As a successful business owner, Abbey knows that community involvement is so important for Appliance Center. She takes great pride in the business and its ability to help those in need in the surrounding community. “When I took over this business, I wanted to make sure I had the ability to give back to the community,” she said. “My goal is to say yes to every single charitable organization that walks in our door. We may not be able to give the full amount they are asking for, but I always make sure to give them something to help. This business has enabled me to do some incredible things for our local area, and for that I am very grateful.”

In the retail appliance and furniture industry, there are plenty of advantages and disadvantages to being a woman in business. Abbey said she works very hard to hire, train and encourage women to step up and lead. She has dozens of women working in all different types of roles throughout the company.

“At times, being a woman in this industry can be a challenge,” she said. “Unfortunately, there is still this stigma around women in the retail appliance and furniture business. We are not always treated the same as men when it comes to purchasing decisions and we are brushed off as not being the primary authority figure in the business. It can be very frustrating when we are not treated equal to men, especially because women make so many of the buying decisions in today’s environment.”

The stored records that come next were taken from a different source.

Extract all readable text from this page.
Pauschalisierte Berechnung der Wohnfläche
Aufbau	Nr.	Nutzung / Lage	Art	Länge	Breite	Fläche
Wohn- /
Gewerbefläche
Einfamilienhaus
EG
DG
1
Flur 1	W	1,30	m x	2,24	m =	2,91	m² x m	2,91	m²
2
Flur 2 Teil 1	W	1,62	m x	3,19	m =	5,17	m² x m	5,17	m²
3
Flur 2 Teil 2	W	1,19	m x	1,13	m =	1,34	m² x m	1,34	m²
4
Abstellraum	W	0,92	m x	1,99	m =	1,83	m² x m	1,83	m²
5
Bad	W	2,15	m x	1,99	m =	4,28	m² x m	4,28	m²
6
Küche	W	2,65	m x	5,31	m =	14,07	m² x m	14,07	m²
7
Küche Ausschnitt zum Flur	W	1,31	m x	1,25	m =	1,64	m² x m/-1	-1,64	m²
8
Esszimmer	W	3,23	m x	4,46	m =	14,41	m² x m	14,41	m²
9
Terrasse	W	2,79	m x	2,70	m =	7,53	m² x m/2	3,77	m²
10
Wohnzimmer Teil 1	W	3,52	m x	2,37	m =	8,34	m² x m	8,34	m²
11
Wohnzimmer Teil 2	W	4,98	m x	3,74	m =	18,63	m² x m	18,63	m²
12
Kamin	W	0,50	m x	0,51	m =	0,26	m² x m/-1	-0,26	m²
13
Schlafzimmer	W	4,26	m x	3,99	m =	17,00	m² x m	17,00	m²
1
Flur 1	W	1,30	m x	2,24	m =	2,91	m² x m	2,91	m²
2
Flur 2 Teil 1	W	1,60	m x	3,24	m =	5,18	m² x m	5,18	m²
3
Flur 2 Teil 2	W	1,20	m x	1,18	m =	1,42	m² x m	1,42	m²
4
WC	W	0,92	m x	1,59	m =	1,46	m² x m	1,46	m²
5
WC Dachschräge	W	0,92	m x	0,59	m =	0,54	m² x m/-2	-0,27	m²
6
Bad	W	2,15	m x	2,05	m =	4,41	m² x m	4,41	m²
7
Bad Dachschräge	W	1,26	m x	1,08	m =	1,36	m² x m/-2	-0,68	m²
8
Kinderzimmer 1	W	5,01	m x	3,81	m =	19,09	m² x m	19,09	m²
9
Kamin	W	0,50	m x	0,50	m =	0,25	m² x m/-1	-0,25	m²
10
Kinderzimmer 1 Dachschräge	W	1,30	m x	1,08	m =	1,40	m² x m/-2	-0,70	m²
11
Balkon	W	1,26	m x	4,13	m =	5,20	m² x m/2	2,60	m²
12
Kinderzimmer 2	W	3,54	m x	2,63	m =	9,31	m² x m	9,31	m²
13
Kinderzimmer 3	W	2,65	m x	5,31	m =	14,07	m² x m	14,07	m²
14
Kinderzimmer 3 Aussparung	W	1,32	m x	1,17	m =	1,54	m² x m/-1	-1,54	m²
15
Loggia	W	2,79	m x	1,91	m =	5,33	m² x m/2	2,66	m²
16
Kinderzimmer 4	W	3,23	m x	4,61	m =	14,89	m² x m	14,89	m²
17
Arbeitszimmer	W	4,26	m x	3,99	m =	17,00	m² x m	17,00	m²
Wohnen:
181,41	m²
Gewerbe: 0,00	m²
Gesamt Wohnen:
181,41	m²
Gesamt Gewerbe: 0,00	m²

Right now, Abbey is very happy with the success of the business, but she is hopeful for the store’s future when she steps back someday. Her daughter currently works at the store but does not have plans to take over the business when the time comes. However, her niece and nephew, Jack and Sophia, are both in middle school have been raised around the business. They have voiced interest in someday taking over the stores and Abbey is optimistic her legacy will live on through them.

Abbey has had great success throughout her career as a woman in business and encourages other women to pursue their goals. Her best advice for women in the business world is simple. “Women tend to sell themselves short and they are their own worst critic,” she said. “You always have to tell yourself you are good enough. Be patient with yourself and be patient with others. Some days are tough, but always be proud of who you are, treat yourself in a positive way and make an effort each day to help other people.”